Dr. Assaf Hellman

I was born in Eilat on the shore of the Red-Sea and grew up at Kibbutz Yotvata in the Arava valley.  I was a fish farmer until I was 34 when I first joined the Hebrew University of Jerusalem to participate in the "Etgar program for excellent students in Biology".  Due to events in my personal life I realized I would like to make my own mark in current medicine with the advancement of treatments for genetic diseases.

Following the completion of my PhD research under the supervision of Professor Bat Sheva Kerem, I moved to Professor Andrew Chess's lab at the Whitehead Institute at MIT (the Chess lab moved to Harvard Medical School) and started working on the genetics of olfactory receptors in transgenic mice. During this time I became familiar with the genomic studies done at the nearby Broad Institute. Here I began to ponder and investigate the reasons for the apparent failure of the GWAS approach (A genome-wide association study is an approach that involves rapidly scanning markers across the complete sets of DNA, or genomes, of many people to find genetic variations associated with a particular disease.) to explain the variance in individual susceptibility to common human diseases.

It was during this time I decided to take a major change in the direction of my career and began thinking about ways to map genetic-epigenetic variations. This led to the invention of a novel epigenome-wide allele-specific genetic-epigenetic mapping essay (Hellman and Chess, Science 2007). Moreover, my attempts to evaluate the precision of my novel method using the X chromosome as a model led to the discovery of a new genome-wide DNA methylation pattern, now commonly referred to as 'gene-body methylation' in human cells.

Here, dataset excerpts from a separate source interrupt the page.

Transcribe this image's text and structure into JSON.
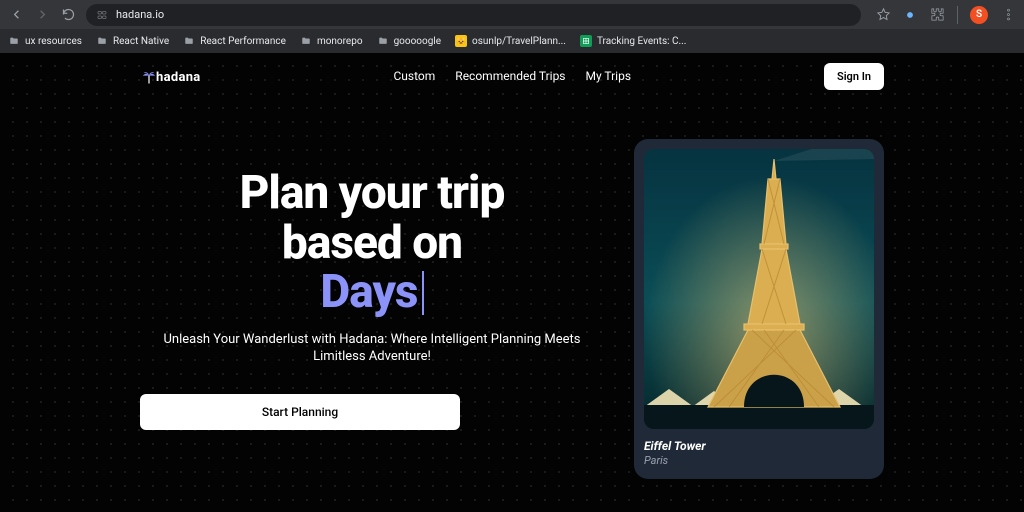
{
  "browser": {
    "url": "hadana.io",
    "avatar_initial": "S",
    "bookmarks": [
      {
        "label": "ux resources",
        "kind": "folder"
      },
      {
        "label": "React Native",
        "kind": "folder"
      },
      {
        "label": "React Performance",
        "kind": "folder"
      },
      {
        "label": "monorepo",
        "kind": "folder"
      },
      {
        "label": "gooooogle",
        "kind": "folder"
      },
      {
        "label": "osunlp/TravelPlann...",
        "kind": "gh"
      },
      {
        "label": "Tracking Events: C...",
        "kind": "sheets"
      }
    ]
  },
  "nav": {
    "brand": "hadana",
    "links": {
      "custom": "Custom",
      "recommended": "Recommended Trips",
      "mytrips": "My Trips"
    },
    "signin": "Sign In"
  },
  "hero": {
    "title_l1": "Plan your trip",
    "title_l2": "based on",
    "dynamic": "Days",
    "subtitle": "Unleash Your Wanderlust with Hadana: Where Intelligent Planning Meets Limitless Adventure!",
    "cta": "Start Planning"
  },
  "card": {
    "title": "Eiffel Tower",
    "subtitle": "Paris"
  }
}
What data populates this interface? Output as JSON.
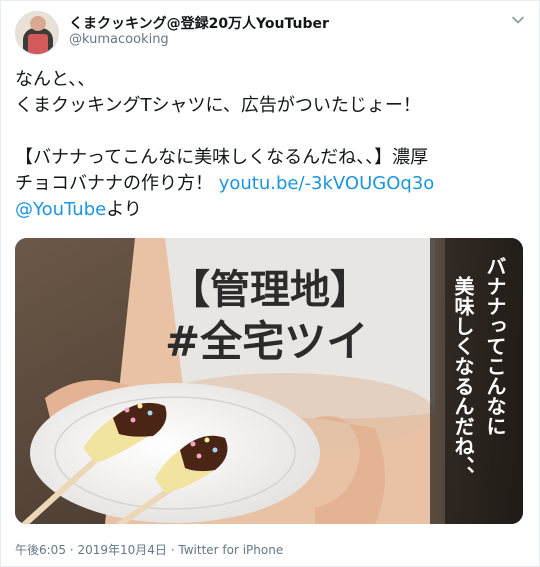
{
  "user": {
    "display_name": "くまクッキング@登録20万人YouTuber",
    "handle": "@kumacooking"
  },
  "tweet": {
    "line1": "なんと、、",
    "line2": "くまクッキングTシャツに、広告がついたじょー！",
    "line3": "【バナナってこんなに美味しくなるんだね、、】濃厚",
    "line4_text": "チョコバナナの作り方！ ",
    "link_url": "youtu.be/-3kVOUGOq3o",
    "mention": "@YouTube",
    "mention_suffix": "より"
  },
  "media": {
    "shirt_text_line1": "【管理地】",
    "shirt_text_line2": "#全宅ツイ",
    "caption_col1": "バナナってこんなに",
    "caption_col2": "美味しくなるんだね、、"
  },
  "footer": {
    "time": "午後6:05",
    "date": "2019年10月4日",
    "separator": "·",
    "source": "Twitter for iPhone"
  }
}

I am a faculty member heading a research group at the Hebrew University Faculty of Medicine since 2007. The first goal of my own laboratory was to explore the feasibility of a new research approach towards the genome-wide mapping of diseases contributing epi-variations among large numbers of patients and controls. My unique methodology allows unbiased mapping of the epigenome, thus facilitating the examination of important regions such as distal control elements that are overlooked by the conventional approaches.

Preliminary studies demonstrating the feasibility and efficiency of my approach were recently completed and published (Aran et al 2011, Toperoff et al 2011). These studies provided evidence for predisposing epigenetic variations in Diabetes Type 2, a first report on predisposing methylation variations in T2D.

My long-term objective is to elucidate DNA-based risk factors in the long list of common human diseases, including many metabolic, autoimmune and psychiatric disorders.